Люся опустилась на пол.
– Что у нас дальше по списку?
– Билет номер восемь, вопрос номер раз. «Эстетический эклектизм литературного постмодернизма». Кажись, сия эстетская дрянь была где-то здесь… – Катя углубилась в конспекты. – Вот. Глянь, сколько тут учить!
– О-о… – застонала Люся. – Мне иногда кажется, что моя голова – это ворота, мозг – вратарь, а любая новая информация – это мячи, и они летят в ворота один за другим, а усталый раздражённый мозг отфутболивает их с возмущённым криком: «Пошли вон! Как-то без вас жили и дальше проживём! Достали!» Но всё же какая-то информация в ворота залететь успевает, и эти случайные мячи и составляют мой скудный багаж знаний.

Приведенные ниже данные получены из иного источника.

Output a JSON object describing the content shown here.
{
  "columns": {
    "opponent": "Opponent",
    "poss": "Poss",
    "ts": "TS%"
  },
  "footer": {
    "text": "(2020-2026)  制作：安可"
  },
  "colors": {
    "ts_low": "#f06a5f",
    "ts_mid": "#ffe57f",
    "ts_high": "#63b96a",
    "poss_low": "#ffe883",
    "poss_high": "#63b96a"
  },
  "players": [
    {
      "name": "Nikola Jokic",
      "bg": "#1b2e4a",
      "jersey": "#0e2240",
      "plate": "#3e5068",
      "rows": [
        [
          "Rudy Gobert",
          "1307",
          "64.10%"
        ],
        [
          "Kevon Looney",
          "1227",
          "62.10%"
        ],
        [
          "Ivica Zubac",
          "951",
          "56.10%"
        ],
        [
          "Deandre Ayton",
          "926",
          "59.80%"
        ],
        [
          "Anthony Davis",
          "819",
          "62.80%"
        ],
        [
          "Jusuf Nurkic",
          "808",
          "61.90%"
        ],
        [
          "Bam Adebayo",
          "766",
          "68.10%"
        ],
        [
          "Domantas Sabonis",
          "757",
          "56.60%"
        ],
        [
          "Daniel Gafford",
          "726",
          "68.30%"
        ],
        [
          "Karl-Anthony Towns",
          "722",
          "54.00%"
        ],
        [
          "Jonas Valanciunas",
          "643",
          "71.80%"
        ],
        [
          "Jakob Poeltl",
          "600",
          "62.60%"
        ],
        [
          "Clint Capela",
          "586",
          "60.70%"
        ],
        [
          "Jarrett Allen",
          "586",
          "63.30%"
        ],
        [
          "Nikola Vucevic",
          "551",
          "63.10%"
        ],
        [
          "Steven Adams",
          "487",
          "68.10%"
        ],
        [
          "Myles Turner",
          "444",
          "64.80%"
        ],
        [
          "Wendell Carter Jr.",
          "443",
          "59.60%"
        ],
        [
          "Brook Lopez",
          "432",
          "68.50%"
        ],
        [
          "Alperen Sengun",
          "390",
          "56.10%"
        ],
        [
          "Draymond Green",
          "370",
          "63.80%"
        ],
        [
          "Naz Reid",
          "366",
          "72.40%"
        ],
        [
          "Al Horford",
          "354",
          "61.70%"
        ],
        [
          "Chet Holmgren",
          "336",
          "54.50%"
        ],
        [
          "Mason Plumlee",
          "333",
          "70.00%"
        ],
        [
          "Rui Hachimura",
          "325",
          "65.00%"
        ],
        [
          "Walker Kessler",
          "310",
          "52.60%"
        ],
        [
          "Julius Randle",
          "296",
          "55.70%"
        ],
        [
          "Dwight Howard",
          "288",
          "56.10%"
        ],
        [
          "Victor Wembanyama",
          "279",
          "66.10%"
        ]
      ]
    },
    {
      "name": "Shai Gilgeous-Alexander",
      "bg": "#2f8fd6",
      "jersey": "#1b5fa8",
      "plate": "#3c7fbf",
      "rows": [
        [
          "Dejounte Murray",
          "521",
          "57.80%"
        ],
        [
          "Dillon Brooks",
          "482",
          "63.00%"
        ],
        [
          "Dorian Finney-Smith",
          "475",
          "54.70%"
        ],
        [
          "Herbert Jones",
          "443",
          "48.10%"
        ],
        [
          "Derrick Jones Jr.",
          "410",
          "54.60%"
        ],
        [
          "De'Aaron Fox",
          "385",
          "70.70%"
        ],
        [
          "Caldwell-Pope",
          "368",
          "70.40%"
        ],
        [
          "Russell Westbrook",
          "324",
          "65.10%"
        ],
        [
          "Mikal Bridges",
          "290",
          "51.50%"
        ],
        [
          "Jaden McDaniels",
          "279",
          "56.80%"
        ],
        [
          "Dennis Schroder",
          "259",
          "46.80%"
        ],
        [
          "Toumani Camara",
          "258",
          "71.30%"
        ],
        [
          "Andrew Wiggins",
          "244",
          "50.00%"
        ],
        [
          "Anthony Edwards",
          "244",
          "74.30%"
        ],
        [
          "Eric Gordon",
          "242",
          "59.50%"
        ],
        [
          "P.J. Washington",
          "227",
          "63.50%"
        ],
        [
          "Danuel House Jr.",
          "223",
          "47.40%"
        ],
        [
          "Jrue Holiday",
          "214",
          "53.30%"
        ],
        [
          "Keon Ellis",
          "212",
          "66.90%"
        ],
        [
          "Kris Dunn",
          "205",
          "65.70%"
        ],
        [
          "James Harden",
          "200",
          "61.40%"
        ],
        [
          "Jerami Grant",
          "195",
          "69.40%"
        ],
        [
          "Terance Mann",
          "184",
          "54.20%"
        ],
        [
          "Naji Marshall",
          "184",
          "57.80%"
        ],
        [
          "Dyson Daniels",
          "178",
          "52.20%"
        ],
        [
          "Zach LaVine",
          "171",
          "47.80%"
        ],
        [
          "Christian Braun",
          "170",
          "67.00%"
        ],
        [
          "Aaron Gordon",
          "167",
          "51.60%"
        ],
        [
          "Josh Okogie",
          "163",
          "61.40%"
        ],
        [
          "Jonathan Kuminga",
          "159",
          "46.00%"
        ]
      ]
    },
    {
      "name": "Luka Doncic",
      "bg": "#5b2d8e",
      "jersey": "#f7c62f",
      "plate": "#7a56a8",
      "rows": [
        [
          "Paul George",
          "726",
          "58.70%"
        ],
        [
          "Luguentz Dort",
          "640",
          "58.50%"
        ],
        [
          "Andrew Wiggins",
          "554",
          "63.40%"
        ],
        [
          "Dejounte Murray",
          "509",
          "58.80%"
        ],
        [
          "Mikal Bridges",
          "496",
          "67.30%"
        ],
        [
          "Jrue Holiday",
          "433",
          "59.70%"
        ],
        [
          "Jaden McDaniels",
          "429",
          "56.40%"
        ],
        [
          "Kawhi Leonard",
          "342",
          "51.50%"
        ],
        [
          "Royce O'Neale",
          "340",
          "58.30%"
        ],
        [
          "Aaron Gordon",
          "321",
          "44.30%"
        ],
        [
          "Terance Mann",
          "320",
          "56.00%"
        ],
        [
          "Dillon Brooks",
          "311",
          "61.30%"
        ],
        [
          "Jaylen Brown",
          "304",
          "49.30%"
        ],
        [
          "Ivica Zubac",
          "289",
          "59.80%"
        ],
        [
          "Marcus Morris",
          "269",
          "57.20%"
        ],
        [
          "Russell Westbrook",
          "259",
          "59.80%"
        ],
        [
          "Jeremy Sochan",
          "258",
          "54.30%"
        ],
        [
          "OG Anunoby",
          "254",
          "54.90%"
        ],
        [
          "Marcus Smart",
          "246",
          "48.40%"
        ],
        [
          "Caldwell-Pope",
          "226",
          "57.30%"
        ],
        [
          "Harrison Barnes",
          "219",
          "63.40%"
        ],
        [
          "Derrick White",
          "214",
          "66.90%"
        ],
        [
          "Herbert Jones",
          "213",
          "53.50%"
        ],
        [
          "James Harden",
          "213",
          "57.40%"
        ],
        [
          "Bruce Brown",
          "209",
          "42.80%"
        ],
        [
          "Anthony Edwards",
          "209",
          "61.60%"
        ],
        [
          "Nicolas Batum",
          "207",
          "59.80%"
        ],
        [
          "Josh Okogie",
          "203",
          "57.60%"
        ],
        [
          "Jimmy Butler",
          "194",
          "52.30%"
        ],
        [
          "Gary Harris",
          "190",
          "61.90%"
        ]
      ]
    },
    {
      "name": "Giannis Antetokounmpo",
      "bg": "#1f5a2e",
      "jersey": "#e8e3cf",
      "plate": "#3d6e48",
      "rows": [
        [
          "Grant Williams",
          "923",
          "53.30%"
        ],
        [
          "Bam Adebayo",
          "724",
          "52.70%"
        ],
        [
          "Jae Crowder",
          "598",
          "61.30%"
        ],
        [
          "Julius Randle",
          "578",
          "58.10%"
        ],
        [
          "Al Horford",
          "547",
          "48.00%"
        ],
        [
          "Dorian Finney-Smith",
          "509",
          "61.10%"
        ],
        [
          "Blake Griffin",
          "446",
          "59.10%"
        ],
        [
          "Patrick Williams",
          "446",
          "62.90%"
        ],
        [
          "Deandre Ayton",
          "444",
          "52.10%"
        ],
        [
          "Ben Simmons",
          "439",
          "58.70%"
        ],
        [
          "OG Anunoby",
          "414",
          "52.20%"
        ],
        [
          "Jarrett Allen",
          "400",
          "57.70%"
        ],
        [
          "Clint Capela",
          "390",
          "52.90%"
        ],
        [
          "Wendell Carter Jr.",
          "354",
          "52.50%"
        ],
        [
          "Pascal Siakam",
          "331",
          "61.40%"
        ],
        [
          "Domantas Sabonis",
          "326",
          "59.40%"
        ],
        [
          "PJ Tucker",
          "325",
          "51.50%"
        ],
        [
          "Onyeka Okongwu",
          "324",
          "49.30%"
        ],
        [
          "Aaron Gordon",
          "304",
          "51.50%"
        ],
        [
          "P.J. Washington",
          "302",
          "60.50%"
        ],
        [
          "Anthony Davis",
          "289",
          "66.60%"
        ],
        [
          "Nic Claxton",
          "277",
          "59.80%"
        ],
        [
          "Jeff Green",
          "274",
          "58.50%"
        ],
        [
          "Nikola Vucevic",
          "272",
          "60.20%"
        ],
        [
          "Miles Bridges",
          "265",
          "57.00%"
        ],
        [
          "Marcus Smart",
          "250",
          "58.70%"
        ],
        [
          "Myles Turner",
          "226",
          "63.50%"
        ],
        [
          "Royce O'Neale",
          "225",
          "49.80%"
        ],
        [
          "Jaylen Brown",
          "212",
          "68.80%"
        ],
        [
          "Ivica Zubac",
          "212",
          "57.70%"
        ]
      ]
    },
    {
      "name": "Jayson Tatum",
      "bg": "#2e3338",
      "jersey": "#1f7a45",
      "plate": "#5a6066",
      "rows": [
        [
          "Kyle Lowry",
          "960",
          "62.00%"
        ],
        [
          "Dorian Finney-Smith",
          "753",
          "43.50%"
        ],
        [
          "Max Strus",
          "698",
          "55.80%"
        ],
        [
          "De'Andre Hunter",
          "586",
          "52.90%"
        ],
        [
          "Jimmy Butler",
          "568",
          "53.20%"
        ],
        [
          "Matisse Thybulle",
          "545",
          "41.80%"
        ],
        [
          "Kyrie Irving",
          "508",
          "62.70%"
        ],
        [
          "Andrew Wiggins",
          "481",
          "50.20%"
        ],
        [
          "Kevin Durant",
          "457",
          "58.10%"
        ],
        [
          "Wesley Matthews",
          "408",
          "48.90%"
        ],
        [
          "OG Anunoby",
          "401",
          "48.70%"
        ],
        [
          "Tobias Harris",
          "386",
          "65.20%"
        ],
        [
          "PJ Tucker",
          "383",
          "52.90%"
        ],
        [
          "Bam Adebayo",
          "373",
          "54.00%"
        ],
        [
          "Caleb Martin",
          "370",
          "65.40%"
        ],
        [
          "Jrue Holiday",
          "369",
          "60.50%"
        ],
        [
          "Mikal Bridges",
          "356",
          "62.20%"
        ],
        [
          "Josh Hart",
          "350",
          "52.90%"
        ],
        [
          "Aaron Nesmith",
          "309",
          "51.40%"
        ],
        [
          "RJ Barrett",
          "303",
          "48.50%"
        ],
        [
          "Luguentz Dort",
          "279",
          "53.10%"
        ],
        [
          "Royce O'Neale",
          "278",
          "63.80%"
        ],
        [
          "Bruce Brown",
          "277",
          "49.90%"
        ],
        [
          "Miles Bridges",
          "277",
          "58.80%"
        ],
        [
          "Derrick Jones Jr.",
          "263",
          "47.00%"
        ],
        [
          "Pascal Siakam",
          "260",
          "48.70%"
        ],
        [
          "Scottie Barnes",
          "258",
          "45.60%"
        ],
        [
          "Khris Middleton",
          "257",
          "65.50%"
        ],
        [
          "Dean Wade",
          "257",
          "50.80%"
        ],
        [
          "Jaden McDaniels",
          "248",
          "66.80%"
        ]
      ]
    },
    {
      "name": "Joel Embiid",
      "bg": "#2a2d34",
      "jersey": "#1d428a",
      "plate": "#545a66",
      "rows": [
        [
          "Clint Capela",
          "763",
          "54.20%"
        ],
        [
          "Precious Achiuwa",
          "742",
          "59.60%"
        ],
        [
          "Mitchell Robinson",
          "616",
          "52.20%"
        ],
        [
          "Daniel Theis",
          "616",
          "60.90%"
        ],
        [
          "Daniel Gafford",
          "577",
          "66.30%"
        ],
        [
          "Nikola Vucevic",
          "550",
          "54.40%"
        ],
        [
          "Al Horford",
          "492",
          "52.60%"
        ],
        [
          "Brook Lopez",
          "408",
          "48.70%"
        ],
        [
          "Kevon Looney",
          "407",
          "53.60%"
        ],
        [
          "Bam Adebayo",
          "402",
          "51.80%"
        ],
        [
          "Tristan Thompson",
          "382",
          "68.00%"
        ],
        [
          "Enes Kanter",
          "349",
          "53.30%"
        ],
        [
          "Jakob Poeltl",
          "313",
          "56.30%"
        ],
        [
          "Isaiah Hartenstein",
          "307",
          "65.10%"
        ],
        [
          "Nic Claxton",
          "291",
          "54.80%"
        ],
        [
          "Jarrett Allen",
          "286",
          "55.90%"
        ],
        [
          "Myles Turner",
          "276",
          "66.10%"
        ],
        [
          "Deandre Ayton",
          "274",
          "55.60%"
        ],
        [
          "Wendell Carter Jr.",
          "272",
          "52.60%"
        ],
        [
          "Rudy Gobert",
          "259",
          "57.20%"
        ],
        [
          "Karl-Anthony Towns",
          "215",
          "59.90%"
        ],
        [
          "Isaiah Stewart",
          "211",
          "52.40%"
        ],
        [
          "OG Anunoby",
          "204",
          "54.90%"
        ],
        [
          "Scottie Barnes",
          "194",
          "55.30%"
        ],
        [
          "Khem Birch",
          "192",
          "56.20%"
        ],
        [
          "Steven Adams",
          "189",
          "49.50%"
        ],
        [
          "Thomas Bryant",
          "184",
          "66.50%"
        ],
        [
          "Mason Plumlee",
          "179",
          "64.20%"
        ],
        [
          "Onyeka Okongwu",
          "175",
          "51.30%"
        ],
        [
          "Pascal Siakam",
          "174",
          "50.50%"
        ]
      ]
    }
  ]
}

– Только что держала в руках эту скотскую тетрадь и теперь не могу её нигде найти! – сердилась Катя.
– Ты чё, без очков?
– А ты чё, без линз?
Они воззрились друг на друга одинаково близорукими глазами.
– Ладно, пропустим пока, – вздохнула Катя. – Вопрос номер два. Как называется языковой закон, состоящий из двух фамилий – одного немца и одного француза?
Люся задумчиво почесала лоб.
– М-м… Закон Садо-Мазо?[11]
– Дура. Ципфа-Гиро![12]
Тот майский вечер был последним, отпущенным Люсе для подготовки к госам. И тут приехал он.
На его беду, у Люси ночевала Катя Хетцер. Увидев, кто пришёл, девушка злобно нахмурилась. Красноречивая Катя, если хотела, могла выражаться очень изящно, например: «Зачем явился ты?», «Чего нагрянул?», «Какова цель столь позднего твоего визита?» Но по отношению к тщательно презираемому Денису она была кратка немилосердно:
– Чё припёрся?
– Люсёнок, я к тебе, – игнорируя Катин выпад, улыбчиво сообщил Денис.
В присутствии Дениса Люся слабела на многие места и особенно на голову. Не будь рядом Кати, она бы давно забыла про экзамен и поспешила отдаться любимому прямо на конспектах. Но с ней находилась её самая «добрая» подруга, так что за дальнейшее развитие событий всецело отвечала она.
– Вообще-то у нас завтра госы! – справедливо возмутилась Катя.
– Вот ты и готовься, а Люся и так умная, без подготовки сдаст.